Working at Disney Studios was a unique experience for Dunagan. For one thing, they had ice cream, per the Times of Northwest Indiana. And Walt Disney was often on set. "Everyone spoke well of him and he was very involved," Dunagan told the newspaper during a 2011 interview. "If there was a problem, they knew he'd know how to fix it." The one thing Disney couldn't fix was Dunagan's home life, where things were crumbling. "We'd gone from a one-room tenement to a house in Beverly Hills, and it was too much, too quick," Dunagan told The Guardian. "The family just ruptured, and I was then farmed out to a bunch of people."

From actor to drill instructor 

Donnie Dunagan's family imploded soon after Bambi. His parents later died, and he was on his own living in a boarding house at age 13 and working as a lathe operator, per the San Angelo Standard and The Guardian. In 1952, Dunagan enlisted in the Marines at age 18, sending him on a new path far from the bright lights of Hollywood. He became the youngest drill sergeant in Corps history and would be promoted 13 times in 21 years, another record at the time, according to We Are the Mighty.

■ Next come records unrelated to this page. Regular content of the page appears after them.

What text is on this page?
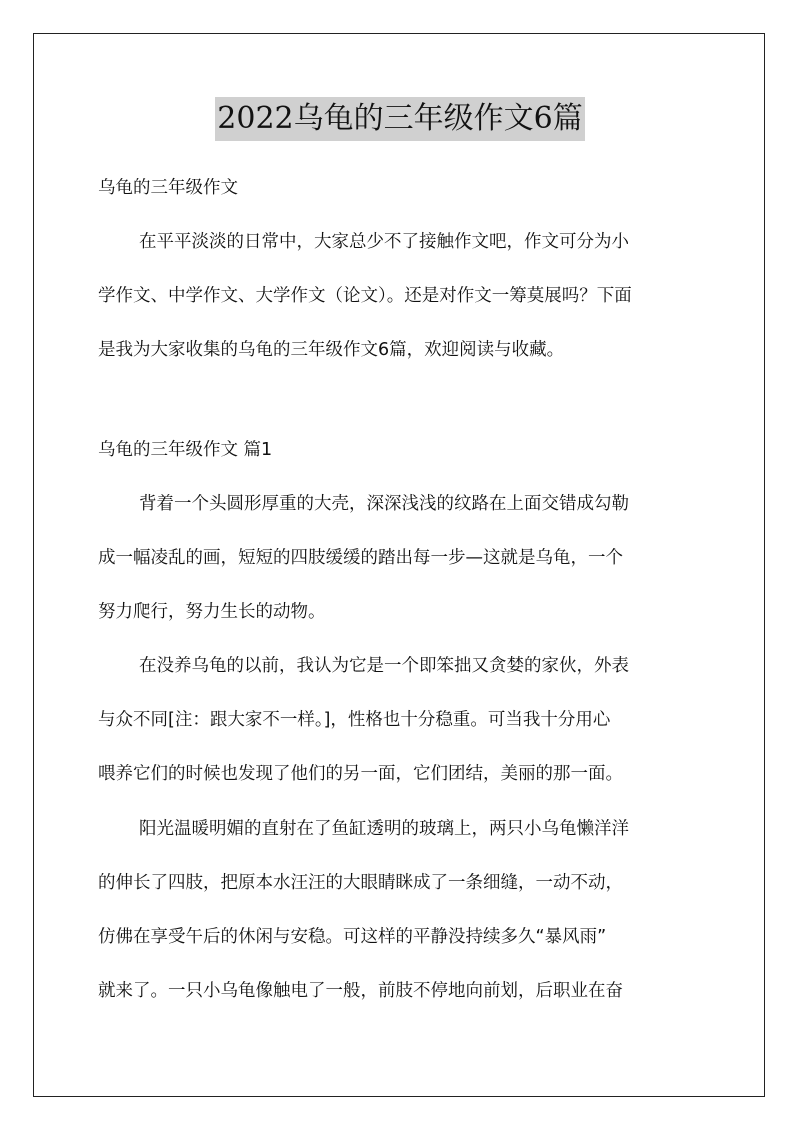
2022乌龟的三年级作文6篇
乌龟的三年级作文
在平平淡淡的日常中，大家总少不了接触作文吧，作文可分为小
学作文、中学作文、大学作文（论文）。还是对作文一筹莫展吗？下面
是我为大家收集的乌龟的三年级作文6篇，欢迎阅读与收藏。
乌龟的三年级作文 篇1
背着一个头圆形厚重的大壳，深深浅浅的纹路在上面交错成勾勒
成一幅凌乱的画，短短的四肢缓缓的踏出每一步—这就是乌龟，一个
努力爬行，努力生长的动物。
在没养乌龟的以前，我认为它是一个即笨拙又贪婪的家伙，外表
与众不同[注：跟大家不一样。]，性格也十分稳重。可当我十分用心
喂养它们的时候也发现了他们的另一面，它们团结，美丽的那一面。
阳光温暖明媚的直射在了鱼缸透明的玻璃上，两只小乌龟懒洋洋
的伸长了四肢，把原本水汪汪的大眼睛眯成了一条细缝，一动不动，
仿佛在享受午后的休闲与安稳。可这样的平静没持续多久“暴风雨”
就来了。一只小乌龟像触电了一般，前肢不停地向前划，后职业在奋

Dunagan served three tours in the Vietnam War, was wounded multiple times — several times during the infamous Tet Offensive in 1968 — and received a Bronze Star and three Purple Hearts, per We Are the Mighty. "I have some holes in my body that God didn't put there. I got shot through my left knee. Got an award or two for saving lives over time," he recalled on StoryCorps. He also had a secret he prayed wouldn't be discovered by his fellow Marines.

A hardened Marine combat veteran with a secret

Throughout his military career, Donnie Dunagan feared the recruits he trained, his fellow officers, or anyone else with ties to the Marine Corps would discover his past as a child actor, and specifically, his role as the voice of Bambi. He didn't even tell his wife, Dana, according to StoryCorps. "I was blessed to be in a leadership role for 25 years, either in counterintelligence or training troops," Dunagan told the Houston Chronicle, "and if these animals I was leading had ever found out about Bambi — as much affection as I had for it — they'd have ridden me out on a rail."

Dunagan kept a lid on his past, or so he thought. A month before he retired from the Marines, he was called into a general's office. His superior officer wanted him to do extra work on top of the pile of duties he already had to contend with. When Dunagan balked at the new assignment, the general patted a red folder on his desk with Dunagan's name on it, and asked again, this time calling Dunagan, "Major Bambi," per StoryCorps. The secret was out.

The secret gets out 

Donnie Dunagan retired from the Marines in 1977 and continued to keep a lid on his childhood acting career until a friend discovered his secret while watching "Son of Frankenstein" in 2004, according to the Houston Chronicle. Soon, a local Texas TV news station did a story on Dunagan and things snowballed from there. The Walt Disney Company — who believed Dunagan had died — contacted him about promoting a "Bambi" DVD release, per The Guardian, and he was soon back in the public eye, celebrating his ties to the Disney classic.

Dunagan experienced lots of difficulties in his life, including losing a million-dollar investment because of the notorious Enron scandal involving the Texas-based energy company that lied to investors before going belly up in 2001, per the San Angelo Standard. He now lives in San Angelo, Texas, and has made appearances at Comic conventions and similar events, per his website. Dunagan's secret has become a source of pride once again. "It's a constant joy to talk to people who have such a love and appreciation for movies that I was a part of," he wrote on his website. "It makes a fellow feel pretty lucky."